On 01/21/2010 04:33 AM, Jeff Garzik wrote:
Overall, as long as the drive is in Bus-Idle mode, it should be safe to
go ahead and read Status, for pretty much every controller and drive.

Hmmm... I was a bit worried about the case Alan mentioned several
times where access to AltStatus while data transfer is going on can
lead to silent data corruption.

If a drive is in Bus-Idle, as I mentioned, then there is no active data transfer.


I would make exception only for the new SATA FIS-based controllers,
where we know that hitting Status is likely both pointless and wasteful,
as well as being superfluous because the newer FIS-based controllers all
have irq status registers.

FIS-based ones need their own interrupt handlers anyway so,
fortunately, things like irq_check callback isn't necessary to begin
with.  :-)

Yep.


Additionally, I think we should have a "fast-timeout" and
"slow-timeout", whereby we check Status after a short period (5
seconds?) to make sure we did not lose an interrupt.  If Status is !BSY,
then we can proceed with handling qc success/failure immediately.

Does this happen often?  What I find more common is just plain
timeouts, so I think it would improve our exception latency if we
apply different timeouts for each trial.  ie. For the first RW try,
set the timeout to 7 secs.  For the second, 15 and then to 30.  This
wouldn't harm the correctness while allowing libata to react much
faster to transient failures.

Lost interrupts do not happen often, but they do happen. Google finds plenty of examples.

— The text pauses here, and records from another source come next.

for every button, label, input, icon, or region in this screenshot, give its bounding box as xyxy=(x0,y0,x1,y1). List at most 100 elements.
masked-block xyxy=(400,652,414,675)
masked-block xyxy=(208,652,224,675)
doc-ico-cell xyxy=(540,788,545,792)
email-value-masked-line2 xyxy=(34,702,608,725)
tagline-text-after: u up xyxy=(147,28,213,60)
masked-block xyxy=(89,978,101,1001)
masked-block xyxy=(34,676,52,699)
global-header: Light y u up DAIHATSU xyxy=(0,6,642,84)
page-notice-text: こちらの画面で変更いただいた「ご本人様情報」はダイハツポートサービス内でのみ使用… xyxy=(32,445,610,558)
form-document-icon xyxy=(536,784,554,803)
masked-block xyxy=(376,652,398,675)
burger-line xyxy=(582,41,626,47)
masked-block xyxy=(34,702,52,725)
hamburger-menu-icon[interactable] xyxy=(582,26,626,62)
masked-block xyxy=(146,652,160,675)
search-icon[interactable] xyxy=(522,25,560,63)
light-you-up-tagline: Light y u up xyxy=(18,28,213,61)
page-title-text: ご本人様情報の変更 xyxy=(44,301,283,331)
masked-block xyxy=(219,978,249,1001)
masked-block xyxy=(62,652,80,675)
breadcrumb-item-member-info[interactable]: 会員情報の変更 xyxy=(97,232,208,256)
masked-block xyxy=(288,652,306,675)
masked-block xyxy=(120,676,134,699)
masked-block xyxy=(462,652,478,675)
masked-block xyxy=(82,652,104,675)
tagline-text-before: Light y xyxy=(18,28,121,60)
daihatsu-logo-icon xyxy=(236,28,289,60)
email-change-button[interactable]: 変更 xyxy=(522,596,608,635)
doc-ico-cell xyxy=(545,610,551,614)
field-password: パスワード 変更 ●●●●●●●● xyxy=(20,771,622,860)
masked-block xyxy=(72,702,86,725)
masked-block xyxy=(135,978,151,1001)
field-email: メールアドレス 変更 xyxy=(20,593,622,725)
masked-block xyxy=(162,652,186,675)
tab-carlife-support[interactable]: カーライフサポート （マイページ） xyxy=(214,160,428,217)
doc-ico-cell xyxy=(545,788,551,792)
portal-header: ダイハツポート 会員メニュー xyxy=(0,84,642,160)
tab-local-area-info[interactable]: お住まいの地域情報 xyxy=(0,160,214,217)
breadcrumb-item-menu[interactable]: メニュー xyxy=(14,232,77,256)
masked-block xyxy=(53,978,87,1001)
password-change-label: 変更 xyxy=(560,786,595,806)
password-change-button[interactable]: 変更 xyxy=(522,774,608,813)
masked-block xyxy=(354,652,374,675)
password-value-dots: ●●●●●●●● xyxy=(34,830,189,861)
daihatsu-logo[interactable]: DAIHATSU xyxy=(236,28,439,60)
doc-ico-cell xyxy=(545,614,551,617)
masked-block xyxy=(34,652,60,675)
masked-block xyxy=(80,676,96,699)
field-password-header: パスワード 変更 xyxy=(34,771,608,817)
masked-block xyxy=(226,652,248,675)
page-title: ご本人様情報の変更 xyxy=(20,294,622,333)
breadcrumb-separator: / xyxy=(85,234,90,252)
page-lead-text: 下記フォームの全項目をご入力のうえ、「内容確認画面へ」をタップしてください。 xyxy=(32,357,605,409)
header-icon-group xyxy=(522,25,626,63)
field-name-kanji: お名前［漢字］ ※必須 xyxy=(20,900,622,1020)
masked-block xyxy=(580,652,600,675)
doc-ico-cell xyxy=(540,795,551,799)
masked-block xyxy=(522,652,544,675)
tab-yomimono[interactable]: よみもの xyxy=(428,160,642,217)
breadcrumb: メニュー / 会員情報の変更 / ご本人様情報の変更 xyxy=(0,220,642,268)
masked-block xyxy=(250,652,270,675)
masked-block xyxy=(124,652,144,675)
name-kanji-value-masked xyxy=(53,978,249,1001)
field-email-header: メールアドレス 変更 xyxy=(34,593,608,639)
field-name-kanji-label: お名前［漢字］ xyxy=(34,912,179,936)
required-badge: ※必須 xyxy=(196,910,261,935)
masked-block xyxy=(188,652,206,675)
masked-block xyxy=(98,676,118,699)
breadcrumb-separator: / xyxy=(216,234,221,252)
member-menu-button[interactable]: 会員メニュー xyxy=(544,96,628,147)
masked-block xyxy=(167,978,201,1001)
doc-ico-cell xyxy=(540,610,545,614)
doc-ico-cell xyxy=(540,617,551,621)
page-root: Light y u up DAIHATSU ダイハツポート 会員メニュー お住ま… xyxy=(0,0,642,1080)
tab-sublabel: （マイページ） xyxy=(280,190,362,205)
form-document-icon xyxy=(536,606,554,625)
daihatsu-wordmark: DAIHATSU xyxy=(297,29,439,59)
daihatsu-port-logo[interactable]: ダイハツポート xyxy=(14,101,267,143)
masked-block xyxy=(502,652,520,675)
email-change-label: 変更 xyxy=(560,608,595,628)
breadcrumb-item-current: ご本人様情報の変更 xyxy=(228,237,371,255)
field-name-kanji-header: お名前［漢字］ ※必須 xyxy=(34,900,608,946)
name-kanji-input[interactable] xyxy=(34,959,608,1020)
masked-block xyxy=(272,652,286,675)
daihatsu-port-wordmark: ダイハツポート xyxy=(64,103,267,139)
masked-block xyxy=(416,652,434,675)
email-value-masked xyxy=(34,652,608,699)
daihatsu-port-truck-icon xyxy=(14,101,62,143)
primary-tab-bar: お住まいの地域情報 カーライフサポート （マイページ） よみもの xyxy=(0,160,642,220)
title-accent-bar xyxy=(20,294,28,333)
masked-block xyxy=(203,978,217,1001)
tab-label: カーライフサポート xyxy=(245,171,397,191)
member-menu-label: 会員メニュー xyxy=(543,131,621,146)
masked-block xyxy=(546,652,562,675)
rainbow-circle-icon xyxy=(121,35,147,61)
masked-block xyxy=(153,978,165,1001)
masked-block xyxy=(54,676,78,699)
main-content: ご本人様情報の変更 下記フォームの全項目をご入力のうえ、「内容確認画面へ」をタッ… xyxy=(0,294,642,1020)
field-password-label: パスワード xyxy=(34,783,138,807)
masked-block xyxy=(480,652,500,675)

Another thing is I can think of which can improve our robustness is
dynamic irqpoll support such that when screaming IRQ happens, IRQ
subsystem not only shuts down the IRQ line but also begins selectively
irqpolling it.

Does this ever happen when data transfer is active? AFAIK this happens during probe or reset or set-xfer or bus-idle or some other auxiliary moment in time.